United Church of Christ

OGHS Preaching Notes March 3

Lectionary Preaching Notes  from the lens of UCC Humanitarian and Development Ministries
(Disaster, Refugee and Global Sustainable Development)

These ministries are made possible by your participation in the
One Great Hour of Sharing Offering (UCC)

Year C

March 3Coinbox_pastor.jpg
Luke 9: 28-36, 37-43 a  Transfiguration
Preaching Theme:  Theology is created in the interaction between awe and action.  Moments of awe give disciples the vision to identify God’s glory in the actions of the journey ahead and incorporates their own action into God’s mission.

Interpretation and Informing Stories

This Transfiguration text in the lectionary comes just before we enter Lent, engaging us in meaning-making.  We join the disciples, Peter and John and James, in trying to figure out who Jesus is and the nature of how we are to follow.  They experience the unhindered awe of seeing Jesus in all his glory - dazzling appearance and standing with Moses and Elijah talking of Jesus’ departure.  Those disciples may have been sleepy before, but now their senses and spirituality are fully awake.  No doubt, they are standing in the presence of holiness.  But when Peter proposes to build dwellings to preserve the moment, instead they are incorporated into the very action of God. In a scene directly reminiscent of Jesus’s baptism, the voice of God comes from a cloud, addressed to the disciples rather than to Jesus this time, “This is my Son, my Chosen, listen to him!”  It made an impression that they took seriously, following Jesus down the mountain and toward Jerusalem, ‘owning’ the healing and teaching they were yet to experience.

“Disaster responder as theologian” is not often the label associated with either side of that simile.  And yet, articulating meaning in the midst of disaster’s disruption and recovery is work for the church to take seriously.

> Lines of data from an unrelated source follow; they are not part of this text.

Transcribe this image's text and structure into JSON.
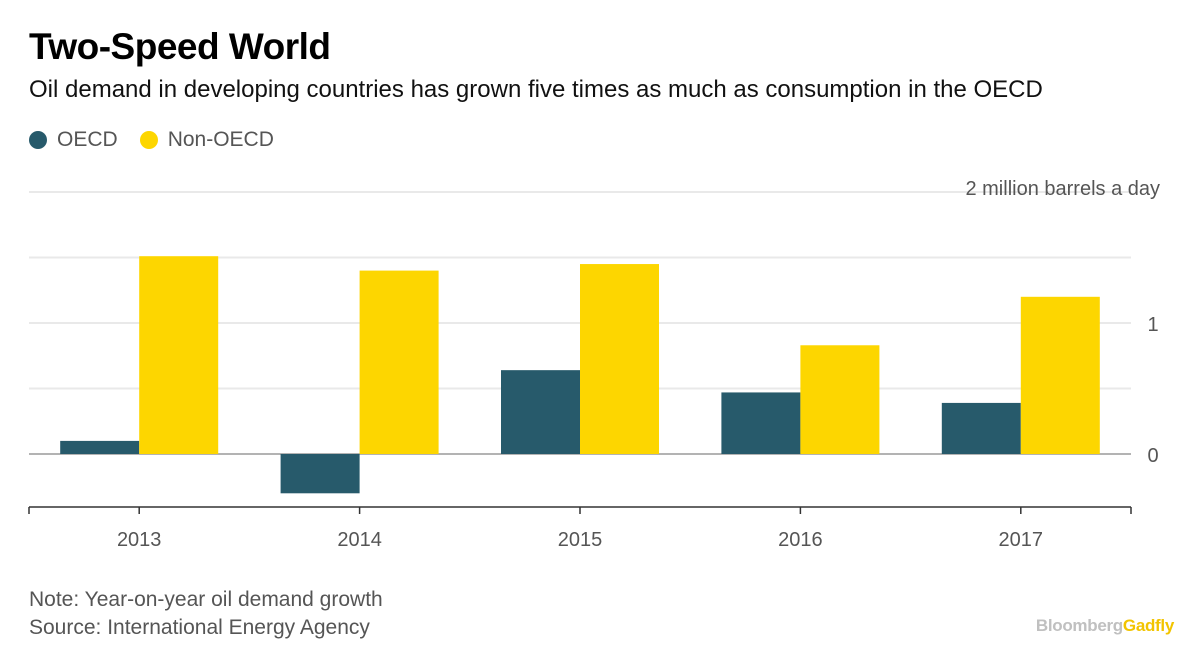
{
  "header": {
    "title": "Two-Speed World",
    "subtitle": "Oil demand in developing countries has grown five times as much as consumption in the OECD"
  },
  "legend": [
    {
      "label": "OECD",
      "color": "#275a6b"
    },
    {
      "label": "Non-OECD",
      "color": "#fdd600"
    }
  ],
  "chart_data": {
    "type": "bar",
    "categories": [
      "2013",
      "2014",
      "2015",
      "2016",
      "2017"
    ],
    "series": [
      {
        "name": "OECD",
        "color": "#275a6b",
        "values": [
          0.1,
          -0.3,
          0.64,
          0.47,
          0.39
        ]
      },
      {
        "name": "Non-OECD",
        "color": "#fdd600",
        "values": [
          1.51,
          1.4,
          1.45,
          0.83,
          1.2
        ]
      }
    ],
    "ylim": [
      -0.4,
      2.0
    ],
    "y_ticks": [
      {
        "value": 0,
        "label": "0"
      },
      {
        "value": 0.5,
        "label": ""
      },
      {
        "value": 1,
        "label": "1"
      },
      {
        "value": 1.5,
        "label": ""
      },
      {
        "value": 2,
        "label": "2 million barrels a day"
      }
    ],
    "ylabel": "million barrels a day",
    "grid": true,
    "legend_position": "top-left"
  },
  "footer": {
    "note": "Note: Year-on-year oil demand growth",
    "source": "Source: International Energy Agency"
  },
  "logo": {
    "part1": "Bloomberg",
    "part2": "Gadfly"
  }
}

This passage reminds us of the importance of that role in figuring out and articulating meaning – to identify God’s clear presence, to recognize the resources of faith at hand, and to be incorporated into the very action of God.

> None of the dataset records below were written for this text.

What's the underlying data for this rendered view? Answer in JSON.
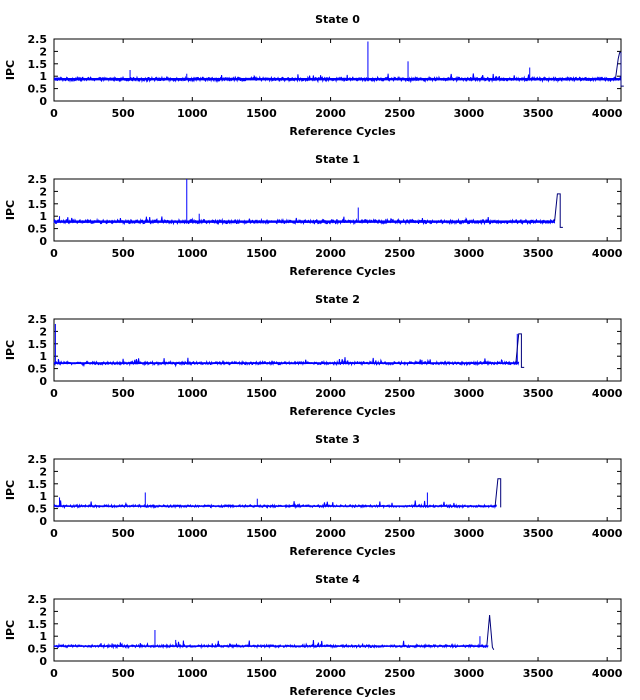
{
  "chart_data": [
    {
      "type": "line",
      "title": "State 0",
      "xlabel": "Reference Cycles",
      "ylabel": "IPC",
      "xlim": [
        0,
        4100
      ],
      "ylim": [
        0,
        2.5
      ],
      "xticks": [
        0,
        500,
        1000,
        1500,
        2000,
        2500,
        3000,
        3500,
        4000
      ],
      "yticks": [
        0,
        0.5,
        1,
        1.5,
        2,
        2.5
      ],
      "series": [
        {
          "name": "IPC",
          "color": "#0000ff",
          "x_end": 4100,
          "base": 0.88,
          "spread": 0.08,
          "spikes": [
            [
              2270,
              2.4
            ],
            [
              2560,
              1.6
            ],
            [
              3440,
              1.35
            ],
            [
              550,
              1.25
            ],
            [
              960,
              1.1
            ]
          ],
          "tail": [
            [
              4060,
              0.9
            ],
            [
              4080,
              1.7
            ],
            [
              4090,
              1.95
            ],
            [
              4100,
              1.95
            ],
            [
              4100,
              0.6
            ],
            [
              4120,
              0.6
            ]
          ]
        }
      ]
    },
    {
      "type": "line",
      "title": "State 1",
      "xlabel": "Reference Cycles",
      "ylabel": "IPC",
      "xlim": [
        0,
        4100
      ],
      "ylim": [
        0,
        2.5
      ],
      "xticks": [
        0,
        500,
        1000,
        1500,
        2000,
        2500,
        3000,
        3500,
        4000
      ],
      "yticks": [
        0,
        0.5,
        1,
        1.5,
        2,
        2.5
      ],
      "series": [
        {
          "name": "IPC",
          "color": "#0000ff",
          "x_end": 3620,
          "base": 0.78,
          "spread": 0.08,
          "spikes": [
            [
              960,
              2.5
            ],
            [
              2200,
              1.35
            ],
            [
              1050,
              1.1
            ],
            [
              40,
              1.0
            ]
          ],
          "tail": [
            [
              3620,
              0.8
            ],
            [
              3640,
              1.9
            ],
            [
              3660,
              1.9
            ],
            [
              3660,
              0.55
            ],
            [
              3680,
              0.55
            ]
          ]
        }
      ]
    },
    {
      "type": "line",
      "title": "State 2",
      "xlabel": "Reference Cycles",
      "ylabel": "IPC",
      "xlim": [
        0,
        4100
      ],
      "ylim": [
        0,
        2.5
      ],
      "xticks": [
        0,
        500,
        1000,
        1500,
        2000,
        2500,
        3000,
        3500,
        4000
      ],
      "yticks": [
        0,
        0.5,
        1,
        1.5,
        2,
        2.5
      ],
      "series": [
        {
          "name": "IPC",
          "color": "#0000ff",
          "x_end": 3360,
          "base": 0.72,
          "spread": 0.06,
          "spikes": [
            [
              10,
              2.3
            ],
            [
              3350,
              1.9
            ]
          ],
          "tail": [
            [
              3340,
              0.75
            ],
            [
              3360,
              1.9
            ],
            [
              3380,
              1.9
            ],
            [
              3380,
              0.55
            ],
            [
              3400,
              0.55
            ]
          ]
        }
      ]
    },
    {
      "type": "line",
      "title": "State 3",
      "xlabel": "Reference Cycles",
      "ylabel": "IPC",
      "xlim": [
        0,
        4100
      ],
      "ylim": [
        0,
        2.5
      ],
      "xticks": [
        0,
        500,
        1000,
        1500,
        2000,
        2500,
        3000,
        3500,
        4000
      ],
      "yticks": [
        0,
        0.5,
        1,
        1.5,
        2,
        2.5
      ],
      "series": [
        {
          "name": "IPC",
          "color": "#0000ff",
          "x_end": 3200,
          "base": 0.6,
          "spread": 0.05,
          "spikes": [
            [
              660,
              1.15
            ],
            [
              2700,
              1.15
            ],
            [
              1470,
              0.9
            ],
            [
              40,
              0.95
            ]
          ],
          "tail": [
            [
              3190,
              0.62
            ],
            [
              3210,
              1.7
            ],
            [
              3230,
              1.7
            ],
            [
              3230,
              0.55
            ]
          ]
        }
      ]
    },
    {
      "type": "line",
      "title": "State 4",
      "xlabel": "Reference Cycles",
      "ylabel": "IPC",
      "xlim": [
        0,
        4100
      ],
      "ylim": [
        0,
        2.5
      ],
      "xticks": [
        0,
        500,
        1000,
        1500,
        2000,
        2500,
        3000,
        3500,
        4000
      ],
      "yticks": [
        0,
        0.5,
        1,
        1.5,
        2,
        2.5
      ],
      "series": [
        {
          "name": "IPC",
          "color": "#0000ff",
          "x_end": 3140,
          "base": 0.6,
          "spread": 0.05,
          "spikes": [
            [
              730,
              1.25
            ],
            [
              3080,
              1.0
            ],
            [
              880,
              0.85
            ]
          ],
          "tail": [
            [
              3130,
              0.65
            ],
            [
              3150,
              1.85
            ],
            [
              3170,
              0.55
            ],
            [
              3180,
              0.45
            ]
          ]
        }
      ]
    }
  ]
}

 A natural disaster can disrupt people’s lives in the most devastating ways.  The unexpectedness of the event and seeming randomness of those affected creates questions about the security of the space in which we live.  The loved ones and things we held dear create holes in our lives.  The order we once assumed of the world around us is shattered.  Assigning meaning to the event and to the experience of the recovery is part of the journey to wholeness.  A wider community to call on for assistance in putting back together an order to our lives and creating a “new normal” is healing.

The church occupies a distinct place in disaster recovery that puts people in places where this meaning-making is authentic.  UCC Disaster Ministries is national and global in scope and therefore, helps shape the high-level processes of recovery mechanisms striving for effectiveness and widespread access.  Government resources at local, state and federal levels are accessed and insurance systems are taken seriously.  But there are gaps, the UCC is thoroughly connected with other church responses and with other voluntary organizations active in disaster to avoid duplication of services and multiply the special assets of each organization.  At the same time, the church is local, taking leadership in community building relationships that coordinate locally through long-term recovery organizations. The church has cope to channel financial gifts or secure people with particular skills from those living in other places who feel connected and the personal association to a long-term presence in an affected community because it has been there already.  This multi-layered presence and its effectiveness offer the space for those involved to be taken seriously in the meaning-making exercise in which we engage.

This ministry makes space for people to see God in new and dazzling ways and takes seriously the results of that experience by involving us in the hard journey that follows, making it our own.  Disaster recovery is a meaning-making exercise with implications for the wider community and the whole church.